The Biosimilar Promotion Trade: When FDA Pushes Interchangeability, Pfizer Collects

FDA's accelerating push to grant biosimilars interchangeability status quietly dismantles branded biologic moats — and hands Pfizer a structural volume windfall at Lilly and Novo Nordisk's expense.

Image: Money Racket

The FDA's Purple Book isn't bedside reading, but it's where money moves in pharmaceutical markets. Under its Biologics Price Competition and Innovation Act authority, the FDA awards "interchangeability" designations to biosimilars that meet a strict switching standard — meaning pharmacists can substitute them for branded biologics without a physician's go-ahead, the same dispensing freedom generics have long enjoyed in small-molecule drugs. The agency has been accelerating that pipeline, publishing guidance updates and working through a growing queue of applicants. Every new interchangeability stamp chips away at the automatic pharmacy loyalty that has shielded branded biologic revenue for a decade.

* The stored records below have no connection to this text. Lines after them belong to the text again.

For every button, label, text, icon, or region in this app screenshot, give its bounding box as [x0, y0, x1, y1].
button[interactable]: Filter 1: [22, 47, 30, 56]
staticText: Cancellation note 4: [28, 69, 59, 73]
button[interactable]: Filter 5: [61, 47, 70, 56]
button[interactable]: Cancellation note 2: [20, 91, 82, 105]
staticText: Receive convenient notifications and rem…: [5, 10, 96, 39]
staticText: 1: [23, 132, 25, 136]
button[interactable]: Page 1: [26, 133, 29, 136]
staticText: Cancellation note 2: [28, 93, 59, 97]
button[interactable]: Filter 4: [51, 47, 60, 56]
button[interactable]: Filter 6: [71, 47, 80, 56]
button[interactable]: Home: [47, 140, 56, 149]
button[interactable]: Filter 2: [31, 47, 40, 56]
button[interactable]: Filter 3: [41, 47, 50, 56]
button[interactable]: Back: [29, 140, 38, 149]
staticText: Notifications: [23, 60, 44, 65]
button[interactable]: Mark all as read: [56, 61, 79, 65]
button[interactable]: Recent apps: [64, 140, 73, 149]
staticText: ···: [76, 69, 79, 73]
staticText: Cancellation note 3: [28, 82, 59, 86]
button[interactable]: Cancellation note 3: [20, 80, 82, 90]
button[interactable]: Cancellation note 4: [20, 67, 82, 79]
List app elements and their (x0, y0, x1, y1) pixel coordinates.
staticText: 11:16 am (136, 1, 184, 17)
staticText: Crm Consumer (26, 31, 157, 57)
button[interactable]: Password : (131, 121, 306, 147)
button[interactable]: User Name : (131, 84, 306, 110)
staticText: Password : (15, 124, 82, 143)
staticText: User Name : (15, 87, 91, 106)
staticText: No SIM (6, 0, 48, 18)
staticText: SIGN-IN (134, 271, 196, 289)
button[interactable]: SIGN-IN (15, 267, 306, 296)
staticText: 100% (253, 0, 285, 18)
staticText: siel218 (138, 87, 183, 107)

The mechanism is structural: interchangeable biosimilars pull market share not through physician prescribing decisions but through pharmacy-level substitution, bypassing the sales-rep moat that protects branded drugs. Formulary pressure from PBMs and payers amplifies the effect — once a biosimilar is interchangeable, plan sponsors have contractual leverage to mandate the switch.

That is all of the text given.